Started by Dog Botherer, June 07, 2020, 01:00:31 AM

Previous topic - Next topic

Sin Agog

Quote from: bgmnts on September 17, 2020, 09:18:47 AM
To be fair I was a Lotr kid rather than a HP kid but Lotr was escapist shit with no social consciousness (if you believe Tolkien's views on allegory). I suppose Rowling just got lucky that we are a generation of incredibly infantalised idiots, so her books for children could last much longer and inspire a rabid fanbase.

You could also argue that the original Star Wars dropped the standards of the science fiction, even before the prequels.

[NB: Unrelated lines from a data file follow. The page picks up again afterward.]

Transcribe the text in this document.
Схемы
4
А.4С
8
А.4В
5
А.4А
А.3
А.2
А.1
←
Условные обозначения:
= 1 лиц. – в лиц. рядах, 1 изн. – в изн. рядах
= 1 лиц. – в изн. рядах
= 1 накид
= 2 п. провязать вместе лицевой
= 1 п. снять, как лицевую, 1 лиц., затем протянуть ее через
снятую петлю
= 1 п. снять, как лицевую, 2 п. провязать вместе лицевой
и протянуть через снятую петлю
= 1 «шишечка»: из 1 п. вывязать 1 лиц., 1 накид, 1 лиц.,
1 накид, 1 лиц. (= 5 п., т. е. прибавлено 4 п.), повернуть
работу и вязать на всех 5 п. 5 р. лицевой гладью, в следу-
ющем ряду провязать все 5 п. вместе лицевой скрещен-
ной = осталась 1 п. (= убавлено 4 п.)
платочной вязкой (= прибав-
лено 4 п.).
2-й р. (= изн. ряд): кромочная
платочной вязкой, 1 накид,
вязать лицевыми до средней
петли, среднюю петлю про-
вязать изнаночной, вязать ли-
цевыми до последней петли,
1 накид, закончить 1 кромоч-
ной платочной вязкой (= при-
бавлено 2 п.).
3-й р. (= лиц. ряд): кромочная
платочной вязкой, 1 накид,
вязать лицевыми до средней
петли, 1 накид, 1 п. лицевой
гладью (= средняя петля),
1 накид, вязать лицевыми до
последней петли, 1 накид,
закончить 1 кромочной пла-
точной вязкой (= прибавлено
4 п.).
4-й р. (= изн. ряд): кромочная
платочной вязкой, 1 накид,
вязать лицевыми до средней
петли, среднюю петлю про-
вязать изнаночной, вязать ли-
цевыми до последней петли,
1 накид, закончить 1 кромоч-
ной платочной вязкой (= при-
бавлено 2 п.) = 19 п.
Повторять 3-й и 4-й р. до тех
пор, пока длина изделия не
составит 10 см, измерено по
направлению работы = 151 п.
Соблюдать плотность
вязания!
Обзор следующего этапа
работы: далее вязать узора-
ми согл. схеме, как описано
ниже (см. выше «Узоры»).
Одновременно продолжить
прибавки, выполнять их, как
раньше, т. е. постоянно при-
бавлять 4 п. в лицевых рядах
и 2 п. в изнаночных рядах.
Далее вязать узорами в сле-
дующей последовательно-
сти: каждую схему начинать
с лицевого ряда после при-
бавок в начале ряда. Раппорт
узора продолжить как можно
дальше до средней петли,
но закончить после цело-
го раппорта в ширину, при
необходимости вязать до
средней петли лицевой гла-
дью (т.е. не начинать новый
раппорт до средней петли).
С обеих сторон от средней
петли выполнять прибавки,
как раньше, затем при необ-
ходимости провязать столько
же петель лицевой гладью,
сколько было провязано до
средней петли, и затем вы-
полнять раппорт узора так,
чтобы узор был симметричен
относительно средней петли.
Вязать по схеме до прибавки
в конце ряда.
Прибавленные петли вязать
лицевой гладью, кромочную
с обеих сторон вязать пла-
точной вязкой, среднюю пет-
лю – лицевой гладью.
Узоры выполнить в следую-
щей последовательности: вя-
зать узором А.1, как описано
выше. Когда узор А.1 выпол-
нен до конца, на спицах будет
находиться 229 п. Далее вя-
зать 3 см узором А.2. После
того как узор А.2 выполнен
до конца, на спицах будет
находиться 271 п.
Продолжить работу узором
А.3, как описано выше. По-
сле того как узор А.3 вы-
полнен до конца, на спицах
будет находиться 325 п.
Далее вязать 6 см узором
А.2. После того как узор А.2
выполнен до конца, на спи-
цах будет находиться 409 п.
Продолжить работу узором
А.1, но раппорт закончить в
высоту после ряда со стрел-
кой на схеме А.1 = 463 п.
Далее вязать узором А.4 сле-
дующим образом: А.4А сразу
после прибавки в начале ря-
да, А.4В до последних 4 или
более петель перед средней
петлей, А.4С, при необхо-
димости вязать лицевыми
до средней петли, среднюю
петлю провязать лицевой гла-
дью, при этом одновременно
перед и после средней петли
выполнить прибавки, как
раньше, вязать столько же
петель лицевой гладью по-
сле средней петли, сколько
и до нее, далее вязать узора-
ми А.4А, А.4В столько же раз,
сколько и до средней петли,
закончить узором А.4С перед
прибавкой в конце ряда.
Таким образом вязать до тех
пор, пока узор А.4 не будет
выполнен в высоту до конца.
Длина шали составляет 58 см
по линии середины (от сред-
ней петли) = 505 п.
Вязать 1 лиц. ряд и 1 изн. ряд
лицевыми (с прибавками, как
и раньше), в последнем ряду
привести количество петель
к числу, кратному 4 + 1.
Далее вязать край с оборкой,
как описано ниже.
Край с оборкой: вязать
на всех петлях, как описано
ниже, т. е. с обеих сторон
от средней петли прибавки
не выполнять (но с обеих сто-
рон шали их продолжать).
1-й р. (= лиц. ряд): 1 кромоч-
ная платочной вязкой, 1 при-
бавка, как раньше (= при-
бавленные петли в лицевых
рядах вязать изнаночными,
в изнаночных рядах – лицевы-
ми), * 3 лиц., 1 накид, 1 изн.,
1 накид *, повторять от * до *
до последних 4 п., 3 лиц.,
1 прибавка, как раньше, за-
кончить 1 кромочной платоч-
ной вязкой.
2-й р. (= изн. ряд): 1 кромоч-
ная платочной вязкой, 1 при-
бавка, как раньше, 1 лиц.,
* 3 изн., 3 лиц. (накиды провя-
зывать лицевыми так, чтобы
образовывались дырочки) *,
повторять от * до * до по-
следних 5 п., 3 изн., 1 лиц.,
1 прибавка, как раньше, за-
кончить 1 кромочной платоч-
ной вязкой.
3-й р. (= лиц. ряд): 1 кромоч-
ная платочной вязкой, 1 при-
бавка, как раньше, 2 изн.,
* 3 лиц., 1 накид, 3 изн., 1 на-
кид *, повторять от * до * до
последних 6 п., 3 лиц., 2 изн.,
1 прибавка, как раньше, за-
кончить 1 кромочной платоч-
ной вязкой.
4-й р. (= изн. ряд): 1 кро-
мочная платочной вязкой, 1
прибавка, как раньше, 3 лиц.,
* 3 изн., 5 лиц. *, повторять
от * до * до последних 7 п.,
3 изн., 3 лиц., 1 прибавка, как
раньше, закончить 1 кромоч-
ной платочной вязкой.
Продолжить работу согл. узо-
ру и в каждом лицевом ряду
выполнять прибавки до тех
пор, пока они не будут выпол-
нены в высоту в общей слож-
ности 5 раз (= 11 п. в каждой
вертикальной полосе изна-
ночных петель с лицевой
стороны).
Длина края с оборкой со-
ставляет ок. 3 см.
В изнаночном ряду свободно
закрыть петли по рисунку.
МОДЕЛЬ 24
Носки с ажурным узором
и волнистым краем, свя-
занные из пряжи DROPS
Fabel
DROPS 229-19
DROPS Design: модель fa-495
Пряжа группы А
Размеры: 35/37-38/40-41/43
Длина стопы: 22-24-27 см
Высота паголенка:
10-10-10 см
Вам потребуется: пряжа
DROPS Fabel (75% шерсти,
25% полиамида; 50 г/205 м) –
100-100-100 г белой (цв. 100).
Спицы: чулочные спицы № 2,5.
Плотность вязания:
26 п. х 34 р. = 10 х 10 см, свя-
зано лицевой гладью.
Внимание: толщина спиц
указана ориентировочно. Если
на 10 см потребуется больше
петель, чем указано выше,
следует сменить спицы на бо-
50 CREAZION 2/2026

I don't love LOTR, but as someone who reads a lot of old Viking sagas, Victorian fantasy, origin myths and shit like that, I keep on stumbling across things that must have lit Tolkien's imagination right up.  It all adds to making that world feel rich and lived in, plus leaving any reader who wants it with a bibliography of sources that could get 'em by for years.  Comparatively, Harry Potter is pretty fucking anaemic.

greenman

Quote from: bgmnts on September 17, 2020, 09:18:47 AM
To be fair I was a Lotr kid rather than a HP kid but Lotr was escapist shit with no social consciousness (if you believe Tolkien's views on allegory). I suppose Rowling just got lucky that we are a generation of incredibly infantalised idiots, so her books for children could last much longer and inspire a rabid fanbase.

You could also argue that the original Star Wars dropped the standards of the science fiction, even before the prequels.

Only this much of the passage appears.